Exodus : Gods and Kings - Ridley Scott (2014)


Ce film retrace le mythe biblique de la fuite des hébreux, sous la conduite de Moïse, hors d'Egypte où ils étaient, selon la Bible, retenus en servitude.

Depuis l’échec commercial de son magnifique Legend (1985), Ridley Scott renonça progressivement à l’exigence et à la ferveur qui en fit un réalisateur majeur le temps d’un début de carrière alignant les classiques : Les Duellistes (1977), Alien (1979) et Blade Runner (1982 et dont l’échec pèserait aussi dans la balance pour la suite).
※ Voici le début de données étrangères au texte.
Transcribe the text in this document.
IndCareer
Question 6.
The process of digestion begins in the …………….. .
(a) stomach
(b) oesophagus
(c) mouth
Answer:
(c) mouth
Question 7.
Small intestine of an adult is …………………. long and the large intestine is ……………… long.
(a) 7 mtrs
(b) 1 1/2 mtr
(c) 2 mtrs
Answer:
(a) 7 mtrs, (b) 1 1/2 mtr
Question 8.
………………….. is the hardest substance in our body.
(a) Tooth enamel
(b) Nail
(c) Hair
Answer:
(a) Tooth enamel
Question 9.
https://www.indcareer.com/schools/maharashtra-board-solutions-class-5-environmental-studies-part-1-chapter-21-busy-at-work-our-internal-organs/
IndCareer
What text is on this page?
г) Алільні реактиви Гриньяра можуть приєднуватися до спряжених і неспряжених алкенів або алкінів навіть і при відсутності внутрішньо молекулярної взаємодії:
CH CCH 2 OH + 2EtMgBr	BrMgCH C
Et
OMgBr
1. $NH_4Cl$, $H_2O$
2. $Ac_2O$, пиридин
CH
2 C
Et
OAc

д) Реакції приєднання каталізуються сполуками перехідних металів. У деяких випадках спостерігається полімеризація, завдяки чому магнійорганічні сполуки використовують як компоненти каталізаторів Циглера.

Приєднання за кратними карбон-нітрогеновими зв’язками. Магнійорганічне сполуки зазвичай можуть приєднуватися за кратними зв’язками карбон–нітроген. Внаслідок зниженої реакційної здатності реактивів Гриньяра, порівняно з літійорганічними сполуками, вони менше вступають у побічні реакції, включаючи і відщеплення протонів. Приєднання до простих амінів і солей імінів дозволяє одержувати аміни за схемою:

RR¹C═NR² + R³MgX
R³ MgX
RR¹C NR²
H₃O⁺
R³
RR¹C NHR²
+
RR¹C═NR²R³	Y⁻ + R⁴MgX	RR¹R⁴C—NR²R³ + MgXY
Depuis, le réalisateur est devenu une sorte de yes-man de studio se reposant sur un talent formel et une compétence technique supérieure, capable encore de quelques coups d’éclats lorsqu’il était un minimum impliqué (Gladiator (2000), Thelma et Louise (1991)…) mais le plus souvent livrant des produits propre et sans aspérités quel que soit le genre exploité (le film de gangster propret American Gangster (2007) la relecture peu convaincante de Robin des Bois (2010). Récemment les tentatives ratées de ranimer le passé avec Prometheus (2012) ou à plus de profondeur avec Cartel (2013) ne furent guère plus satisfaisantes. Tout ce parcours est résumé dans le ratage de cet Exodus

Le film conjugue les tares précitées à savoir la redite sans la rigueur d’antan (la relation Moïse/Ramsès n’est qu’un décalque mal écrit de celle entre Maximus et Commode dans Gladiator) et surtout un criant manque de passion, de ferveur et croyance en son récit. Cecil B. DeMille avait bien sûr livré une vision quasi définitive du Livre de l’Exode avec sa seconde version des Dix Commandements (1955). Profondément croyant, le réalisateur avait signé un film imprégné de cette foi mais parvenait à une dimension mythologique et épique en faisant un vrai grand spectacle parlant finalement à tous. Ridley Scott par la crainte de tomber dans le prosélytisme religieux assumé de son aîné propose à l’inverse une œuvre complètement insipide.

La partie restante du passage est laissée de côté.